Transpapillary and transmural drainage

“Endoscopic transoral therapies avoid percutaneous drains and are reserved for patients who are not candidates for cholecystectomy,” Baron said.

Endoscopic drainage of the gallbladder through the transpapillary route guided by endoscopic retrograde cholangiography (ERCP) was introduced over 25 years ago, and effectively treats over 90% of cholecystitis patients when performed successfully. The procedure is technically challenging and has therefore not been widely adopted.

“The most recent approach to symptomatic cholelithiasis, EUS-guided peroral transenteric gallbladder drainage (transgastric or transduodenal stent placement) may be a better long-term solution than percutaneous drainage for gallbladder disease,” Baron said. “However, the procedure is not yet widely available and more comparative data are needed to support its use.”

Transmural drainage of the gallbladder guided by endoscopic ultrasound (EUS) was introduced in 2007 and successfully treats over 95% of high-risk acute cholecystitis patients, but possible adverse events include perforation, bleeding and intraperitoneal bile leakage.
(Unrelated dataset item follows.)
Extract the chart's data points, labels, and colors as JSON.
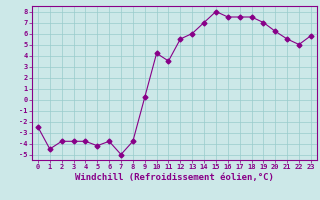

Data on the procedure are limited, and questions remain regarding stent removal and possible interference with subsequent surgeries caused by adherence of the gallbladder to the stomach or duodenum.

Baron and colleagues “anticipate significant potential for growth in [the transmural approach] as the technology continues to evolve, and performing the technique becomes both easier and faster,” according to a press release.
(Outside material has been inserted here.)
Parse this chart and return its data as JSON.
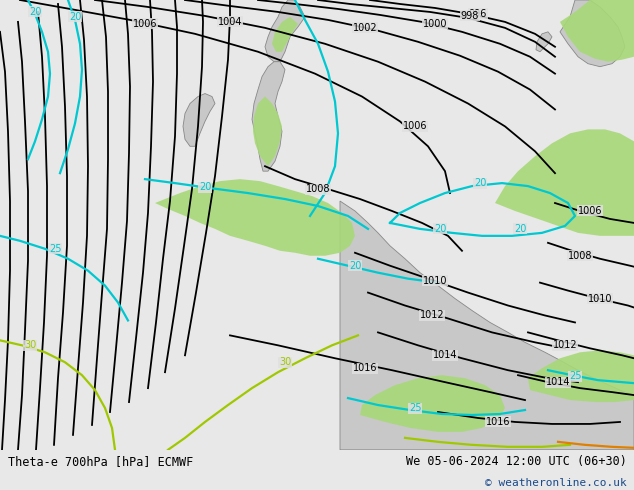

The authors concluded that “the decision as to whether cholecystectomy or gallbladder drainage is more appropriate for a patient with symptomatic gallbladder disease should be based on the severity of the acute illness, the patient’s overall health, and the locally available expertise and technology.” – by Adam Leitenberger

Disclosure: Baron reports receiving consulting fees from Boston Scientific, Cook Endoscopy, Olympus America, W.L. Gore and ConMed, travel support from Xlumena and grant support from Cook Endoscopy. Please see the full study for a list of all other authors’ relevant financial disclosures.

Editor’s Note: This article was updated on July 27 to reflect additional information.